The Wall Street Journal ran a front- page story in its Business & Finance Section last month to highlight tests that are under way that would allow retailers to do away with cashiers through the use of advanced technology. It appears as if Tesco, one of the world’s largest supermarket chains that is based in the U.K., is testing the technology of cashier-less stores with cameras that track what shoppers select to purchase, so they can then pay automatically by simply walking out the door with their iPhone still tucked away in their pocket. Keep your eye on that experiment.

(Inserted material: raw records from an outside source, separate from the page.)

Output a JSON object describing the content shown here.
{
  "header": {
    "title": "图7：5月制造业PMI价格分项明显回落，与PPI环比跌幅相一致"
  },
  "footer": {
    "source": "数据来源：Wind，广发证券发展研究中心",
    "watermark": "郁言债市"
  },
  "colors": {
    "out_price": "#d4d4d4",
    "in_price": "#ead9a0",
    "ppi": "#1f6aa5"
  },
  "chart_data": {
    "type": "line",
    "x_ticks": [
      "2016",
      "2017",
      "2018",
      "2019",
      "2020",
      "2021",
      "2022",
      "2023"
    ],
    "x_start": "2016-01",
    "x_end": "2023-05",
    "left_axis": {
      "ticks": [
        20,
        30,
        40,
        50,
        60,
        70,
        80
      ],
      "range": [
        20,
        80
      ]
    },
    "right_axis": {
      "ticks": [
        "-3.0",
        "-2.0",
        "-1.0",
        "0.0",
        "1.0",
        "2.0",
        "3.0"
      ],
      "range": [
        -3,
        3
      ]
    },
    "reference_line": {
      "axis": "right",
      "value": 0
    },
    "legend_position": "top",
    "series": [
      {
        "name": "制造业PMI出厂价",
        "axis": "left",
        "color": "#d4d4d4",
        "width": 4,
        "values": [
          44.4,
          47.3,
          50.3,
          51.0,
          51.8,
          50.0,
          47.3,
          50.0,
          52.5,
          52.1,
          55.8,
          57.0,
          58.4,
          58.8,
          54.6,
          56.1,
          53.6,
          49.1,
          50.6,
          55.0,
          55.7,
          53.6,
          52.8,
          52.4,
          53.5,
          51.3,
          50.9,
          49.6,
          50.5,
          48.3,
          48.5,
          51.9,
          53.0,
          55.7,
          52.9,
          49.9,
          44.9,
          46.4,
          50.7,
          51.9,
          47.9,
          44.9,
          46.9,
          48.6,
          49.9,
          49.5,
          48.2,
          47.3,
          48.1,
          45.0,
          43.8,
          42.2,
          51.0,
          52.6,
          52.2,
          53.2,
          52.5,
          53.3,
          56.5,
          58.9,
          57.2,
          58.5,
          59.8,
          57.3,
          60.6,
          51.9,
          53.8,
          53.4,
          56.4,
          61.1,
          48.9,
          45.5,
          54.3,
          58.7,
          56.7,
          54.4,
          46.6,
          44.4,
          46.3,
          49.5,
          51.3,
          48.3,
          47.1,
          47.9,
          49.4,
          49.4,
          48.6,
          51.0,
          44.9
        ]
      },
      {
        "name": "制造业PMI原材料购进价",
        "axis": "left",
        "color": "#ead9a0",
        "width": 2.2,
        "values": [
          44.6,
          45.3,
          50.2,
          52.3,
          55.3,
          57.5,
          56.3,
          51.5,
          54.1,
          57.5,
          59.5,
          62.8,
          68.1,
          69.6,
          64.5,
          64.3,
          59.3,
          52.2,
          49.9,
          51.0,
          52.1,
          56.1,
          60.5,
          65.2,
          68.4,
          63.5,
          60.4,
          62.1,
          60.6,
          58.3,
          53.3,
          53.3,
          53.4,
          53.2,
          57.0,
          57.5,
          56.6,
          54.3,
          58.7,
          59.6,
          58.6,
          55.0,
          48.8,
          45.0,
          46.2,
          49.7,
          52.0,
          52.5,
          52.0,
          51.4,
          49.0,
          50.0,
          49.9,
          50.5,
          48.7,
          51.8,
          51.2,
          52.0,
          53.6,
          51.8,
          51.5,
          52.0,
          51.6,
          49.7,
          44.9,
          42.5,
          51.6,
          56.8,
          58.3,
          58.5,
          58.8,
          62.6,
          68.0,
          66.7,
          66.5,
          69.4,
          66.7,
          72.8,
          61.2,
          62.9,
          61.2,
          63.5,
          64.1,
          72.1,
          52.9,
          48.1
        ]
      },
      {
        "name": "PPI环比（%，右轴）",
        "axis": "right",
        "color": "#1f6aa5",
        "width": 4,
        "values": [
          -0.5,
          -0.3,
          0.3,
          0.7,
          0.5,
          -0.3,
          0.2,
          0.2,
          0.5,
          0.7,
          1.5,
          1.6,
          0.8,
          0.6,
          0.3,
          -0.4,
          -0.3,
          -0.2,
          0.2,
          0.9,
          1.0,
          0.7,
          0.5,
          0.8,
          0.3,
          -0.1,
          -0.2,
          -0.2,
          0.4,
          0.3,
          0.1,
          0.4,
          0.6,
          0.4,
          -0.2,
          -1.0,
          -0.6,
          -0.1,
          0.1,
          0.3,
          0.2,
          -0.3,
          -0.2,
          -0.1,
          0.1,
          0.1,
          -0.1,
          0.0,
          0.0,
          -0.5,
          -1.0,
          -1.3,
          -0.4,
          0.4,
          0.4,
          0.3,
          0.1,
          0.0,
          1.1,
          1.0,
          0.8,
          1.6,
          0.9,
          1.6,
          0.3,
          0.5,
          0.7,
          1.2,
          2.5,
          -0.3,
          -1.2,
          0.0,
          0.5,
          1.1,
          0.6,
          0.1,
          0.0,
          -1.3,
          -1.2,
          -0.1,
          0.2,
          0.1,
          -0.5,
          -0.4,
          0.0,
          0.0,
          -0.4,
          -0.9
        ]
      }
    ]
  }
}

Even more interesting was a story that crossed my desk from Field Agent which released a report last month that predicts that online grocery shopping is about to really explode. More than 65 percent of the 3,342 primary grocery shoppers surveyed reported that they would be buying more of their groceries online over the next five years. Most of the respondents who currently shop said they already buy online from Walmart and Amazon. Yes – major change is coming to our food industry.

FSIS Rules Against Meat And Poultry Labels

Food Safety News has reported that the increased risk of colon and rectal cancer from frequent consumption of processed meats and poultry does not merit warning labels for those products, according to a USDA ruling. USDA’s Food Safety and Inspection Service (FSIS) recently denied a three-year old petition favoring such processed meat and poultry warnings submitted by the Center for Science in the Public Interest (CSPI). FSIS considers these products safe to consume and not misbranded for failure to display the warnings labels sought in the petition.